Parallel runs crash on one cluster but not the other |
- Date: 2009/04/21 23:44
- Name: Baruch Feldman
I installed OpenMx about two weeks ago and have been trying to replicate the curve of speedup benchmarks shown in figure (c) at
based on DIA64_Band.dat.
I've found that the Methane and Automatic run tests work fine. Moreover, I've run DIA64_Band.dat with several different numbers of processors and get results in agreement for all the runs. I've had near linear speedup for numbers of cores ranging from 8 to 36.
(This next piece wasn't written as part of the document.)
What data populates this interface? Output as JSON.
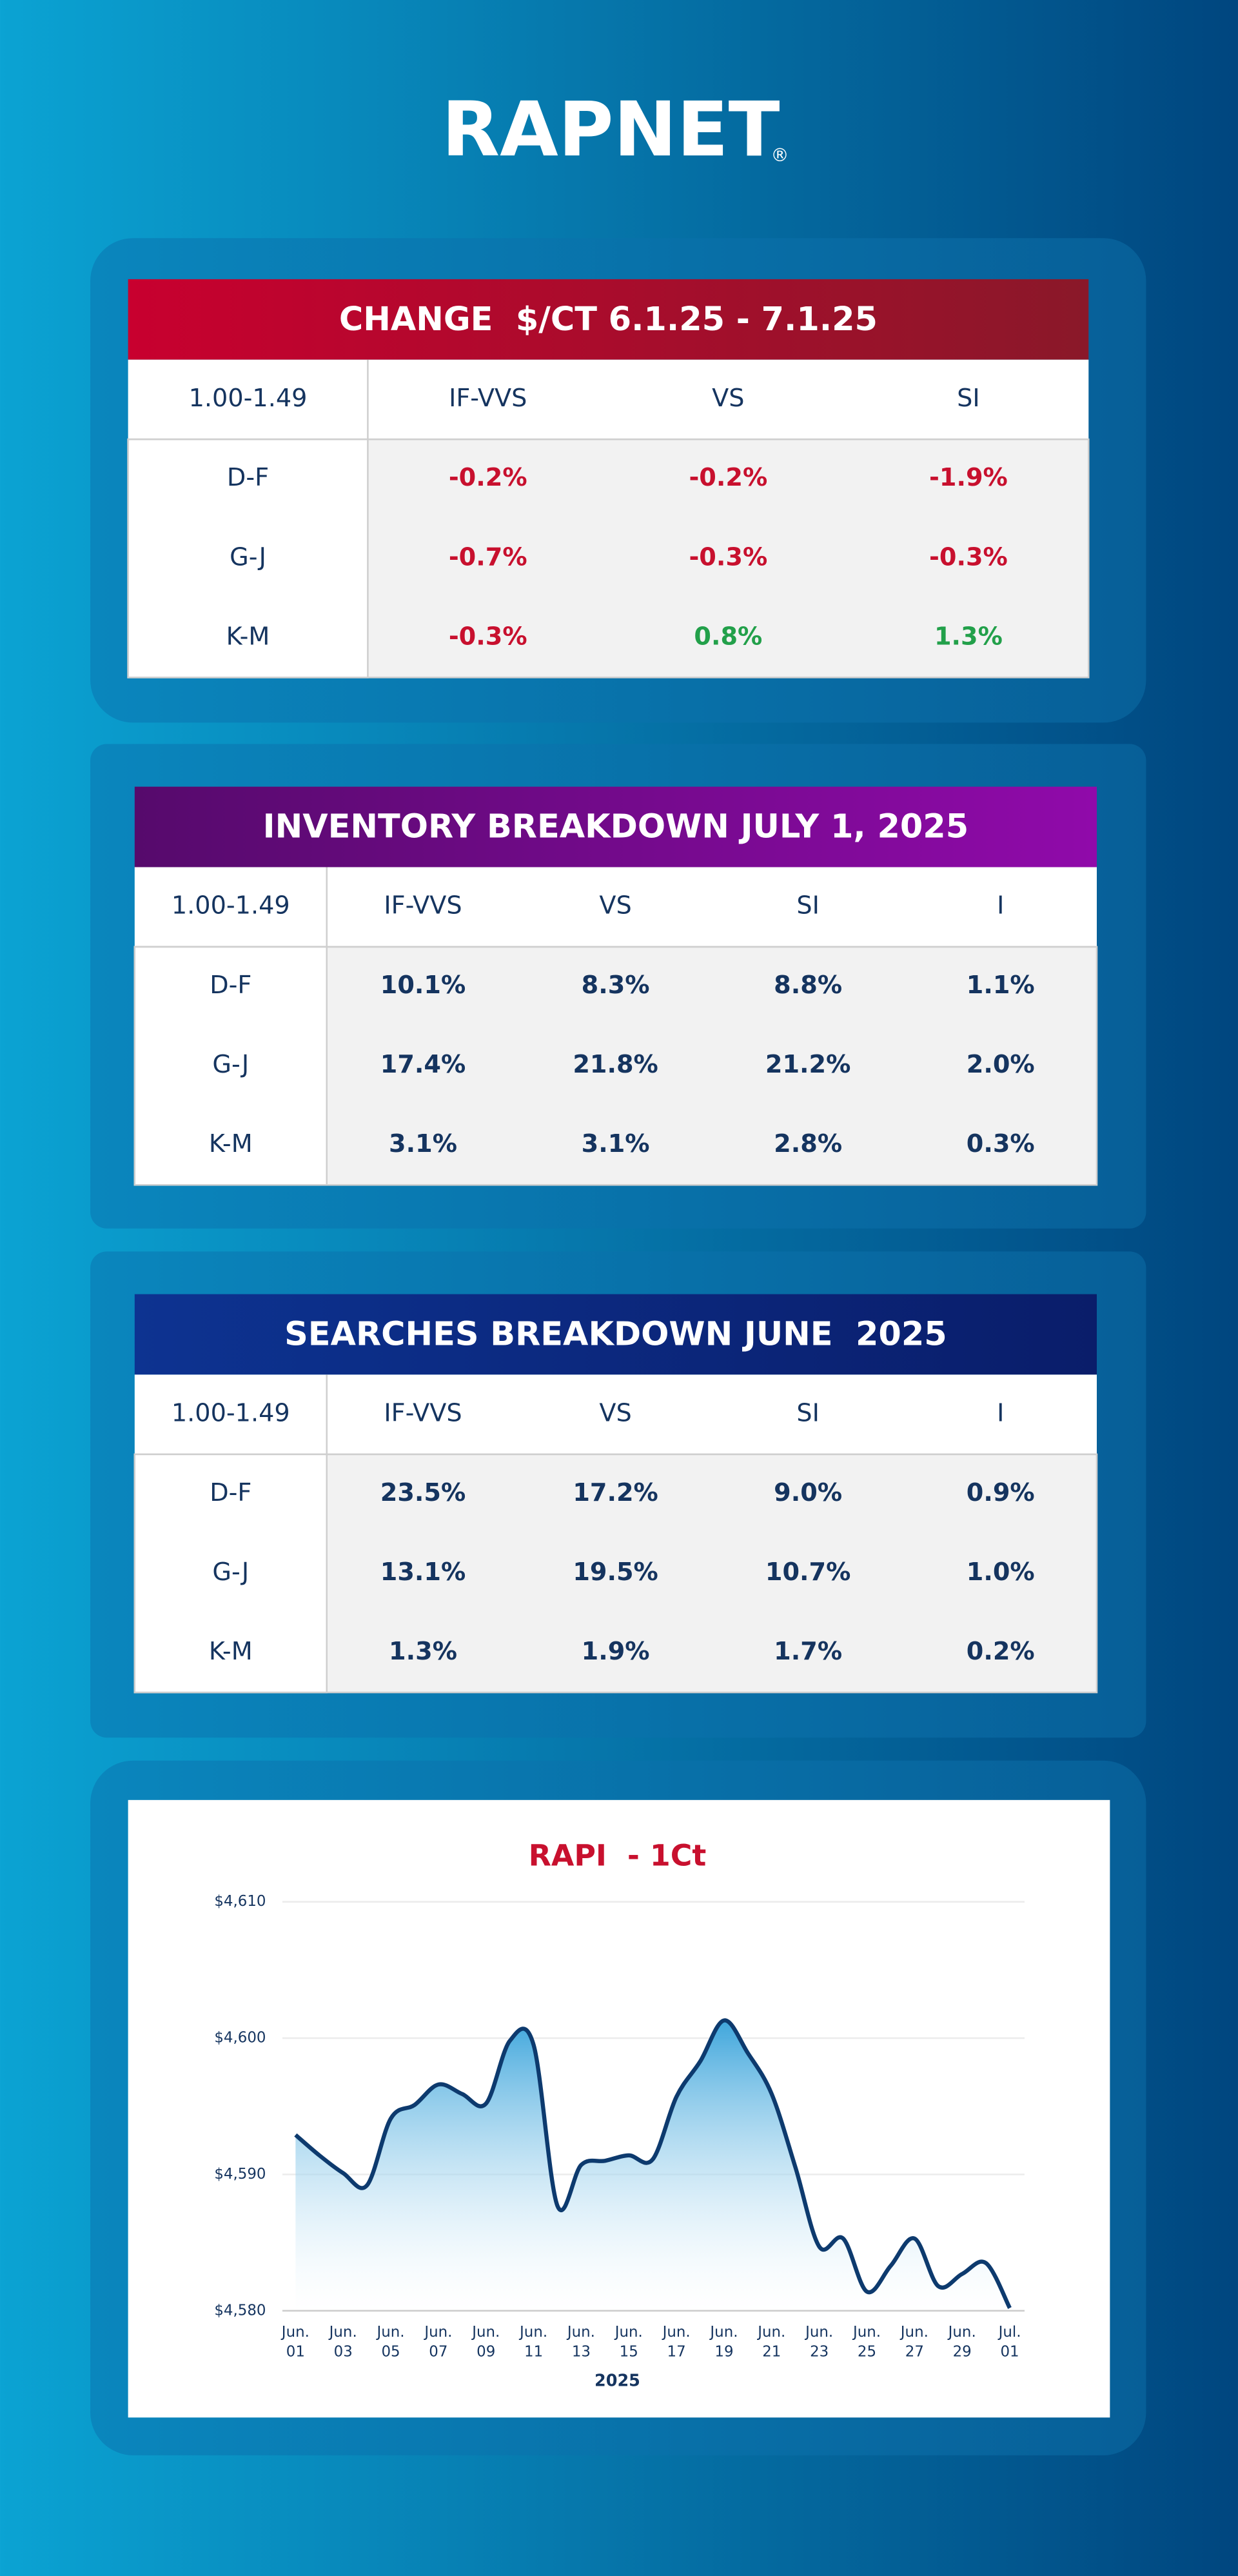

However, I'm currently only able to run parallel jobs (serial ones work ok) on our 400 series cluster, but not on our 500 series cluster, which has more total computing power. According to our documentation, these clusters have the same libraries and MPI. The only obvious difference (to me) is that the 500 cluster contains two dual-core CPU's per node, whereas 400 contains two single-core CPU's. I compiled OpenMx with OpenMP but am running without the -nt option, so I expect pure MPI parallelization. Here is the submission command from my PBS script:
/opt/mpi/bin/mpirun -np $NP -machinefile $PBS_NODEFILE openmx DIA64_Band.dat > diamond64.std
On the 500 cluster, the job crashes within seconds, with the following typical output:
p0_16740: p4_error: Child process exited while making connection to remote process on sfi5045: 0
p0_16740: (46.070312) net_send: could not write to fd=6, errno = 32
mpirun: got sig, my pid is 16190
childs pid is:
Any suggestions would be appreciated.